Et puis arrive A Gaze Among Them, quatrième LP de Big│Brave. Et là, une seule écoute suffit à faire s'évaporer nos craintes les plus paranoïaques : une réussite absolue ! Le premier titre disponible à l'écoute, Sibling (paradoxalement situé en dernière position de la tracklist de l'album), rappelle Ardor à plus d'un égard et tisse un lien avec le passé récent. Une intro noise-drone qui fait place à une batterie lourde et « scandée » à laquelle s'adossent rythmiquement deux guitares saturées.
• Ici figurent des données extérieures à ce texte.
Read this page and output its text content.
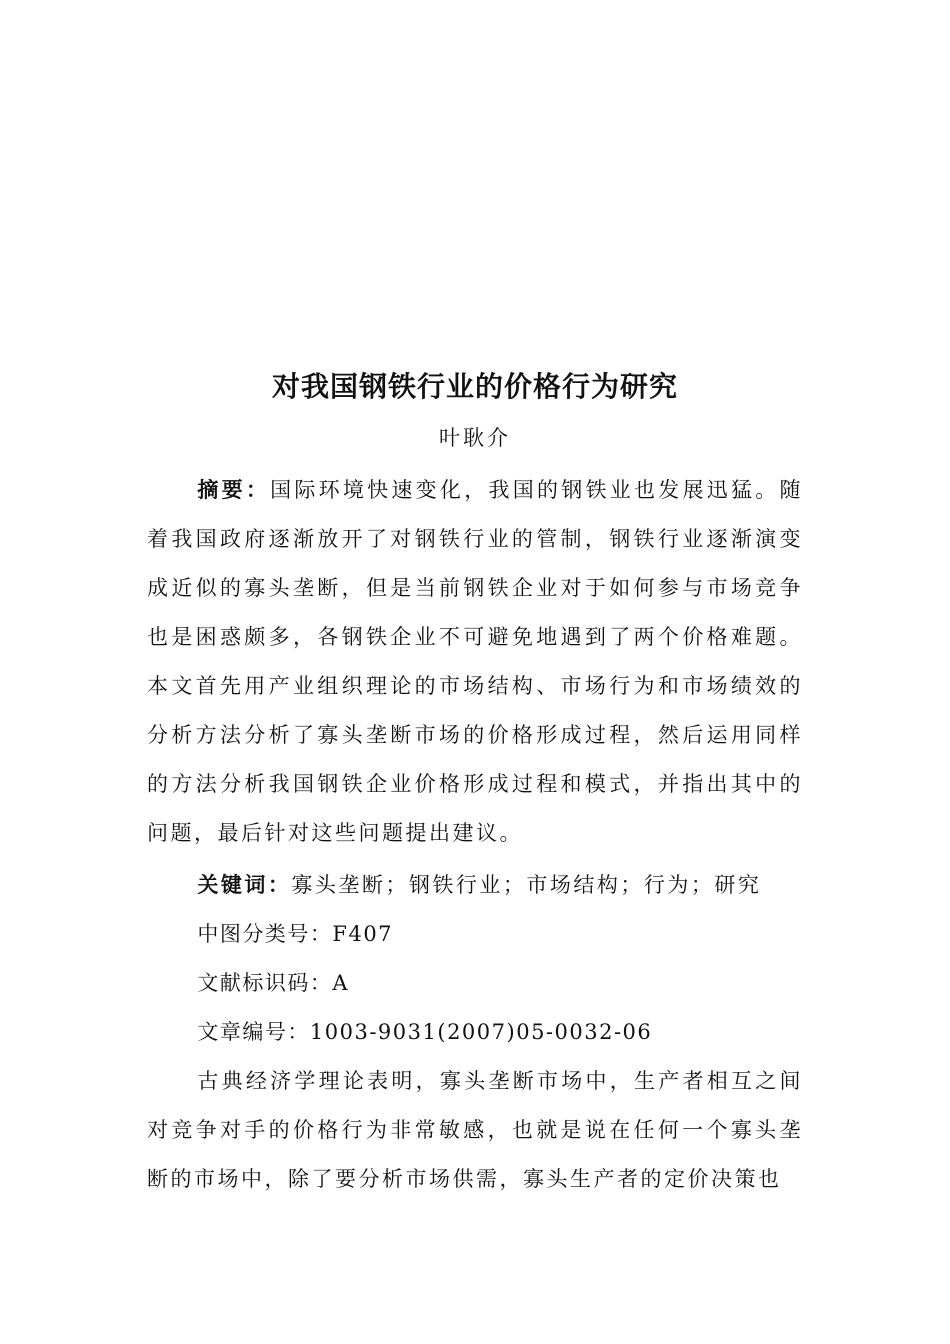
对我国钢铁行业的价格行为研究
叶耿介

摘要：国际环境快速变化，我国的钢铁业也发展迅猛。随着我国政府逐渐放开了对钢铁行业的管制，钢铁行业逐渐演变成近似的寡头垄断，但是当前钢铁企业对于如何参与市场竞争也是困惑颇多，各钢铁企业不可避免地遇到了两个价格难题。本文首先用产业组织理论的市场结构、市场行为和市场绩效的分析方法分析了寡头垄断市场的价格形成过程，然后运用同样的方法分析我国钢铁企业价格形成过程和模式，并指出其中的问题，最后针对这些问题提出建议。

关键词：寡头垄断；钢铁行业；市场结构；行为；研究

中图分类号：F407

文献标识码：A

文章编号：1003-9031(2007)05-0032-06

古典经济学理论表明，寡头垄断市场中，生产者相互之间对竞争对手的价格行为非常敏感，也就是说在任何一个寡头垄断的市场中，除了要分析市场供需，寡头生产者的定价决策也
Un gros break vers 3'20'' puis un silence... Un retour au même, des vocaux syncopés et un outro tout en légèreté. Le fan est presque dans sa zone de confort.
Les quatre premiers titres peuvent alors révéler l'évolution du groupe ; ce vers quoi il lui semblait urgent d'aller afin de ne pas risquer la répétition ou l'auto-plagiat. A Gaze Among Them choisit le chemin de la synthèse qui absorbe pour mieux rebondir ; un condensé de toute une carrière qui ouvre l'écriture musicale; qui promet l'avenir.
La voix, sublime – pourquoi cela changerait-il ? - , de Robin Wattie est plus présente, quantitativement. Émotionnellement. Elle explore ses limites et se permet quelques « explosions » (Muted Shifting Of Space), quelques séances d'hypnose (Holding Pattern) ou de méditation presque chamanique (This Deafening Verity).
Les guitares de Robin et de Mathieu Ball s’acoquinent avec un noise-drone plus épais (Muted Shifting Of Space), plus expérimental (Holding Pattern), plus ambient (This Deafening Verity) et surtout plus improvisé, sur Body Individual, titre phare des audaces nouvelles de Big│Brave où semblent s'agréger toutes leurs idées musicales à venir.
Et cette batterie, à propos de laquelle nos craintes paraissaient les plus légitimes ? Elle est plus rapide que sur les deux précédents albums, plus violente quelquefois mais se trouve exactement à sa place dans ce nouveau processus de création qu'a adopté le groupe. Loel Campbell peut tout faire avec ses fûts et change de rythme, voire de style avec une sincérité et un engagement presque mystique.
Et comment ne pas insister sur Body Individual, titre sur lequel Robin invoque plus qu'elle ne chante et où les drums de Loel arrivent doucement pour se poser en une longue improvisation presque free-jazz ; où la guitare de Mathieu trouve les plus invraisemblables angles avec son ampli pour provoquer les réverbs les plus profondes... magique !
Reste cette assourdissante vérité, This Deafening Verity, courte composition drone-ambient qui laisse Robin Wattie appeler, à la façon d'un chamane en quête d'absolu, toutes les sources de l'univers puis s'arrête, net, sans crier gare ; comme pour nous faire saliver à l'idée de tout ce que Big│Brave sera capable de nous servir dans un futur prometteur...
Un album sublime. Peut-être le meilleur des canadiens.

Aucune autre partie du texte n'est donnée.